Lucky Charm, the Red Dagger-style title for Girls
Red Dagger had a female companion in Lucky Charm. With the same format and published for the same length of time, it reprinted reformatted stories from Thomson’s girls comics and like Red Dagger its covers were often painted by Ian Kennedy. It contained stories like Trudy Ten Legs – “The Story Of An Out Cast Show Jumper”, Nellie-Never-Give-In “On the Long Hard Road to Wimbledon”, and even Out To Ruin St Roslyn’s – “A Cripple Girl With A Bitter Grudge”.
Adapting Comic Art
Examples of how comic strip art originally published in weekly titles such as Warlord was converted for use in Red Dagger
THE SNIPER – RED DAGGER #4
“The Sniper” story reprinted in Red Dagger was drawn by Spanish artist Carlos Cruz. To turn the weekly strip, which was originally published in Warlord in late 1977, into a single Red Dagger strip the Sniper logo and initial text box had to be removed from each weekly title page. This was typical of the changes required for Red Dagger.

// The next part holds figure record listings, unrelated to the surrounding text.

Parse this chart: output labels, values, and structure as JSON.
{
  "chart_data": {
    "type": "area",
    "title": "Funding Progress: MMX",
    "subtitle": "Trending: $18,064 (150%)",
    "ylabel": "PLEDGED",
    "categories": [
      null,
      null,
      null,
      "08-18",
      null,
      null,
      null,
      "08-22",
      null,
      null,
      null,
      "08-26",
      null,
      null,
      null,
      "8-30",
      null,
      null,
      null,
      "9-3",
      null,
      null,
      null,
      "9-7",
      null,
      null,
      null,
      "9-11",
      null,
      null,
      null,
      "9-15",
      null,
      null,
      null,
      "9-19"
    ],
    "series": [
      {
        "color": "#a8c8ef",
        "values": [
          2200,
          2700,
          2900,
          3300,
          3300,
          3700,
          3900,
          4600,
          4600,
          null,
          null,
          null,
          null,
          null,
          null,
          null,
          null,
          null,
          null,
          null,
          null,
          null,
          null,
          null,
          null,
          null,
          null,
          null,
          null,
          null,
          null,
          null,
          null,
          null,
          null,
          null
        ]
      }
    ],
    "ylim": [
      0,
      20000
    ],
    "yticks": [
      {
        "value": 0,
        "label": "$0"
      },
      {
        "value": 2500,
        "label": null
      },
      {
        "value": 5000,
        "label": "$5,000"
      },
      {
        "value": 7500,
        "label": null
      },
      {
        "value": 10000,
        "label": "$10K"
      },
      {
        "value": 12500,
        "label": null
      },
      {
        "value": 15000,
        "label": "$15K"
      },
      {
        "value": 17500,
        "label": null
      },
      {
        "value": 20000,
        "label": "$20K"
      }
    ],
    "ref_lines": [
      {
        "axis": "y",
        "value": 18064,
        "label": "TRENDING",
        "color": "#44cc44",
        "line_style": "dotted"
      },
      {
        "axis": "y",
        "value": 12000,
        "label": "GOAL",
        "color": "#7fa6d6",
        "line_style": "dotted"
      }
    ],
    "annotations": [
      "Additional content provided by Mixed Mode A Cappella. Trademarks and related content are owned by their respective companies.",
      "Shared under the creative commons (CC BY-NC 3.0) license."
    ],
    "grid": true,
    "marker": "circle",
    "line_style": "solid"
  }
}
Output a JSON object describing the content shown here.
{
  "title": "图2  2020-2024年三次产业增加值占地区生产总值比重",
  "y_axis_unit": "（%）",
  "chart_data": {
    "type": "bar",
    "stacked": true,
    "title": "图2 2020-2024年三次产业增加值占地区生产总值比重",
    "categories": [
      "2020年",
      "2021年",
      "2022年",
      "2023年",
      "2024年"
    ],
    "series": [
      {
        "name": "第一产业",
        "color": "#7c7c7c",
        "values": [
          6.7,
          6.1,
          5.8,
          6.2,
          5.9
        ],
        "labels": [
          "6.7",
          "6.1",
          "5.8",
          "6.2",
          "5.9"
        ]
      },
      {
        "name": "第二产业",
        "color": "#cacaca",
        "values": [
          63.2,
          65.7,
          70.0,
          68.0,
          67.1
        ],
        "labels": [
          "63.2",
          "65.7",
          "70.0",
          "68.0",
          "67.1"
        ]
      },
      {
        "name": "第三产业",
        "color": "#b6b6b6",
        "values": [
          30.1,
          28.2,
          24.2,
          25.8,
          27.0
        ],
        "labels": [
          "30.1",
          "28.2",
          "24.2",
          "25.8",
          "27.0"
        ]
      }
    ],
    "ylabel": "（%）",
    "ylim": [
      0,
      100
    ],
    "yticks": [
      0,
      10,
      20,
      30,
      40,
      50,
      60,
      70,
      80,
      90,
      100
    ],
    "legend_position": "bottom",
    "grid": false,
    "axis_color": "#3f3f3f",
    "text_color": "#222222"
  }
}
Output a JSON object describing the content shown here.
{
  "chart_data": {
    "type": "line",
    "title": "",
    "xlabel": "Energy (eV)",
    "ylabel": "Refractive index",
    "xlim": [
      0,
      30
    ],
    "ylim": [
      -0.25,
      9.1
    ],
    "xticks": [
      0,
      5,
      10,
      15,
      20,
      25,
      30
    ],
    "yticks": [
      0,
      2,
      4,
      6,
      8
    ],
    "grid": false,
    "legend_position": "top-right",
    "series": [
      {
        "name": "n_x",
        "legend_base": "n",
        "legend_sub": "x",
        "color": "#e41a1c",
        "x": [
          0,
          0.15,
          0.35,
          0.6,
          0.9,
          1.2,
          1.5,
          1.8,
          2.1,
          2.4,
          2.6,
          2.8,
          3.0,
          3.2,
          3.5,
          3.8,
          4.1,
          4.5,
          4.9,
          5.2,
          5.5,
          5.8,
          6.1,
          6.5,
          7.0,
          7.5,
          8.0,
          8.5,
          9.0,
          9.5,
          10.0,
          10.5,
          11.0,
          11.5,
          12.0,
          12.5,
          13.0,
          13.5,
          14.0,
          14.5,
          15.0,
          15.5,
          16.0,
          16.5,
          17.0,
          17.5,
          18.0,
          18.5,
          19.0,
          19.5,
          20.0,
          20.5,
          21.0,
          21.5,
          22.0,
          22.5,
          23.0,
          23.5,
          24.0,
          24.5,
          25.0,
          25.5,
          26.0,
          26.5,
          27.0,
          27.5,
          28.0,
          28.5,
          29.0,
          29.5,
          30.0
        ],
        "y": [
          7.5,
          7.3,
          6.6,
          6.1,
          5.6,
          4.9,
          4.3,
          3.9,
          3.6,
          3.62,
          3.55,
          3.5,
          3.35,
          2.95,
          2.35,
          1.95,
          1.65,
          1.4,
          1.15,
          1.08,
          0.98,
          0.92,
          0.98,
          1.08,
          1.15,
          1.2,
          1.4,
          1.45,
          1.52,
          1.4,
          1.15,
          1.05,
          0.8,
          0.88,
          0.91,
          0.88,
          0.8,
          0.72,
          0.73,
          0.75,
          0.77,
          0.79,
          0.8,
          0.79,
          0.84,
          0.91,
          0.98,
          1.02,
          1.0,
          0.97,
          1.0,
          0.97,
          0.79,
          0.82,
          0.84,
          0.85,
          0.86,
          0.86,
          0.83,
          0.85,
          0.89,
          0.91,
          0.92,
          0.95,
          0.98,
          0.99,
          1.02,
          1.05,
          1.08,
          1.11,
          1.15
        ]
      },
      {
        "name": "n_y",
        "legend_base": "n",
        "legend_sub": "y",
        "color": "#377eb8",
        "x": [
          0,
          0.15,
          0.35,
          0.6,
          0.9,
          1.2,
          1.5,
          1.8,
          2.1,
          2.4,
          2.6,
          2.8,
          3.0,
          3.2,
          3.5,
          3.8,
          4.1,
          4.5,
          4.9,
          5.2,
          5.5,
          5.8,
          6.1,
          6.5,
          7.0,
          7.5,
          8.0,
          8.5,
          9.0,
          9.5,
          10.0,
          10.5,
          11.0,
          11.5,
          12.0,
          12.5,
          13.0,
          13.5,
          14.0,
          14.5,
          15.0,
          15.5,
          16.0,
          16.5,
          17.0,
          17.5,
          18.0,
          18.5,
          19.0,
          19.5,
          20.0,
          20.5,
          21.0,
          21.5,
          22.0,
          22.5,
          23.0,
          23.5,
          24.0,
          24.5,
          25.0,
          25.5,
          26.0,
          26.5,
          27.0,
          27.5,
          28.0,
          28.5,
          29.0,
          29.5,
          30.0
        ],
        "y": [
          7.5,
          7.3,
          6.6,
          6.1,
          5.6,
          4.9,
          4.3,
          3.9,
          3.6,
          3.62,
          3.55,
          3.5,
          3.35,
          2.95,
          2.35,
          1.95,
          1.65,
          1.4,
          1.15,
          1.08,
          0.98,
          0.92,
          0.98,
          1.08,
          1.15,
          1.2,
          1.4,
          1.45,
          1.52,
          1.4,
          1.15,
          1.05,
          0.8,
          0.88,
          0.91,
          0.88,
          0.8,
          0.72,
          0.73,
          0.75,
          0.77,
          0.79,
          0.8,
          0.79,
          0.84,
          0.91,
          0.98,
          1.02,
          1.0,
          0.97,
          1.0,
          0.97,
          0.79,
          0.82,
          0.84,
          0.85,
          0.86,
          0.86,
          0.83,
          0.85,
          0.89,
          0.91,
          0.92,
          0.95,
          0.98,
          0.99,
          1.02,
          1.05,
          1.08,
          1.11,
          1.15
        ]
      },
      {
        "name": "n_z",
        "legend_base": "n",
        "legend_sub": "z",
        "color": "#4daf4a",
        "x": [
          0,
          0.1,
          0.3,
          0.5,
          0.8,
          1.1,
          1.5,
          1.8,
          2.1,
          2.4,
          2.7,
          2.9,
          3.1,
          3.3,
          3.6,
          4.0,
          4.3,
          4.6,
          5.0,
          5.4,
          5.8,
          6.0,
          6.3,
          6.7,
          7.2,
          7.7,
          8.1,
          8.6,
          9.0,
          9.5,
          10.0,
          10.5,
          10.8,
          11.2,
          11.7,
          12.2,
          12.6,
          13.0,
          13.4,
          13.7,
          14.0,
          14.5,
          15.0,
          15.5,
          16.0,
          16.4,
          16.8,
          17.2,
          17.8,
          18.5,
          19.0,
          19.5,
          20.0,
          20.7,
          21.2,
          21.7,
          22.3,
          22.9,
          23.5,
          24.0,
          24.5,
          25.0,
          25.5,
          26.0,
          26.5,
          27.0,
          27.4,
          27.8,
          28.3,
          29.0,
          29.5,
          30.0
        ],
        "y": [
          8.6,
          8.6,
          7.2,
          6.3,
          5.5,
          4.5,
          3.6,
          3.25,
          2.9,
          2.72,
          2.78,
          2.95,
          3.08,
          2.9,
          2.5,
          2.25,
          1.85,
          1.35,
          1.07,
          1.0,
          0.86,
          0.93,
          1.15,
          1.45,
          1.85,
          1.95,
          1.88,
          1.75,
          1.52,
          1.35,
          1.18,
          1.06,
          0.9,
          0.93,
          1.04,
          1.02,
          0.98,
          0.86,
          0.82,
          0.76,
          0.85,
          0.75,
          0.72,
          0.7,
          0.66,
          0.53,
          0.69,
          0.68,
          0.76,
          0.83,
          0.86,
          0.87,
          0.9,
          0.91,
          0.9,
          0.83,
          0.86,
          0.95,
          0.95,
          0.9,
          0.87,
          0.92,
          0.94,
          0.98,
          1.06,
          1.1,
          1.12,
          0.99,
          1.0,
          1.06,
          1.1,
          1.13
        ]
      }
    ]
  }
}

You can see below How the first page of the “Sniper” strip from Warlord 171 was adapted for Red Dagger Issue 4. This kind of work would usually be done in house, not by the original artist.
The first page featured above is from Warlord issue 171 dated 31st December 1977 and the second is page 61 of Red Dagger Issue Four. With the logo removed there is a gap of about a quarter of the page that needed to be filled. This has been done by expanding the art work. In the splash panel the Greek house loses its corrugated roof and gains an extra storey, the ground gains a weed and we see more of Colonel Ahlers’ holster and his subordinate’s boots. In the bottom left panel Kelly, who appears to originally have had his left hand on his belt gains his sniper rifle, albeit held in a very unbalanced position, whilst the final panel simply expands the roadway that the telephone pole is beside.
RED DAGGER ISSUE 20: BLACK SAPPER
“The Black Sapper” proved a different challenge as the strip drawn by British artist Terry Patrick in 1971 had been used on the front cover of Hotspur. The cover splash pages from “Black Sapper” are unique amongst the stories reprinted in Red Dagger and make it much more obvious throughout the issue were each week’s episode started.
The first page is the cover to The Hotspur Issue 622 from 18 September 1971 and the second picture is Page 59 of Issue 20 of Red Dagger. Britain has been invaded by the oriental Khansus and the Black Sapper stands beside “his amazing, atomic-powered machine, the Worm” with General Mac Challenger of the British Resistance, discussing the fleet of Khansu military aircraft bringing reinforcements to a battle-scarred London. Here the art is extended in the foreground of the scene by simply adding more rubble whilst the two main aircraft are moved upwards and extra planes are added in the gaps that have been left. The colour was not an problem as Patrick’s original art was in black and white and the page only coloured during production work on Hotspur.
While the additional art for Red Dagger as a whole was no doubt done in-house at DC Thomson, it rarely detracts from the plot. Without knowing the history of the story, the revised art would have passed by all but the most discerning reader.